Not for 30 years had two Frenchmen also stood on the podium, but to relief of host nation Jean-Christophe PĂ©raud and Thibault Pinot came in 2nd and 3rd, less than 10 minutes behind. Americans and Tacoma were well represented by Tejay van Garderen in 5th place. And, for once in recent memory, drama was confined to racing instead of substance abuse allegations and xenophobic resentments. Spared these horrors, where was network news coverage? They dissect with rabid zeal ho-hum tennis matches and, yawn, terminally dull soccer games where a couple of dozen of players going at it for 90 minutes score a single goal. Are not cyclists also professional athletes? Why do they scare reporters?

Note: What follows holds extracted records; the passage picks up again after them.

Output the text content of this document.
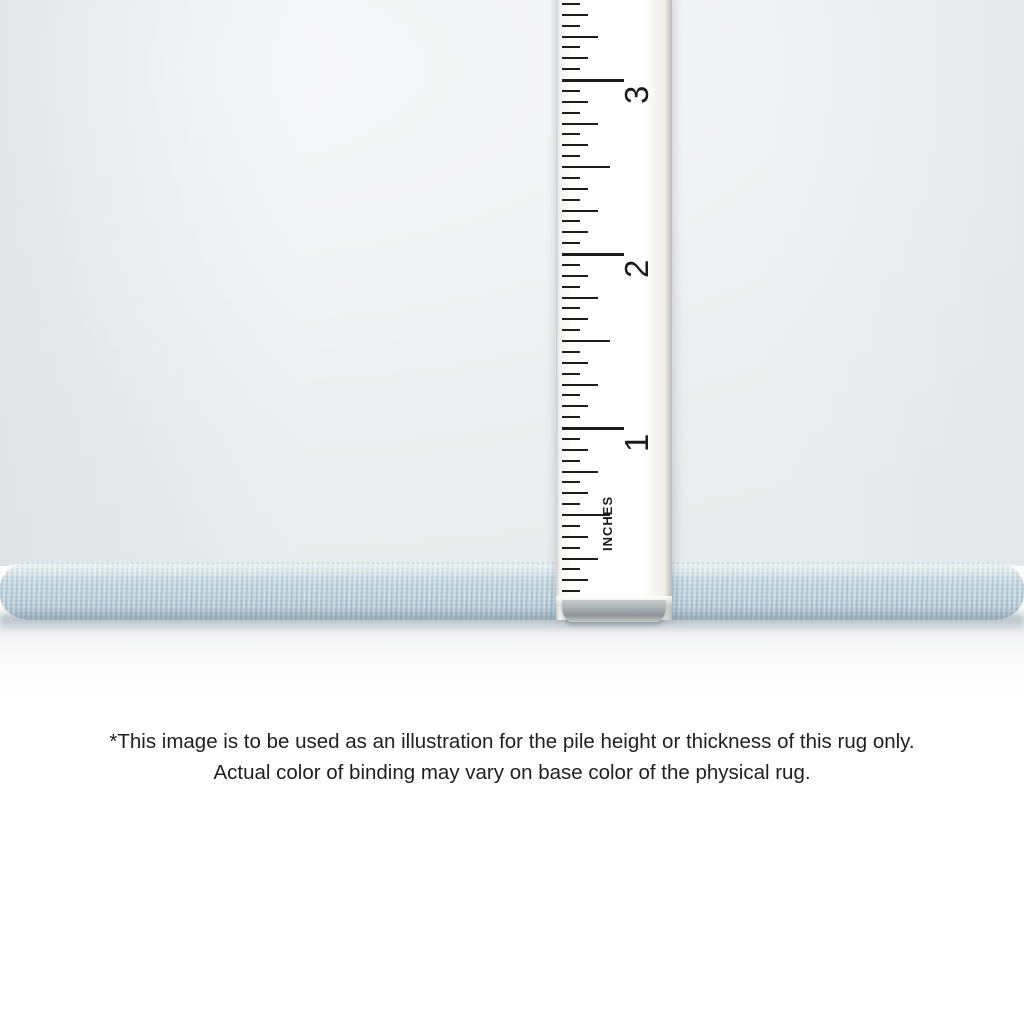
1
2
3
INCHES
*This image is to be used as an illustration for the pile height or thickness of this rug only.
Actual color of binding may vary on base color of the physical rug.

Some days going by bike everyone feels as if he/she could compete with the best, then reality settles in as kids on single speeds muscle past. Society doesn’t normally run at closed circuit extremes, rather mundane motored speeds at a 25 mph mean, half that par pedaled. With no distinct demographic, bicyclists come in all shapes, situations and sizes; most profit through personal victories apart from pelaton. Hefty New Jersey native Scott Cutshall, whose weight topped out at 501 pounds, had doctors writing him off as dead until he noticed an outside example and realized that bicycles made motile sense, relocated to Minnesota, then settled in Oregon 320 lbs. lighter. No doubt, champions inspire wannabes, but so do stubborn adults who conscientiously choose to self propel despite arguments against, blogs about, taboos and terrors. Fast or slow, fear nothing and take whatever lane you're presented for the health of it.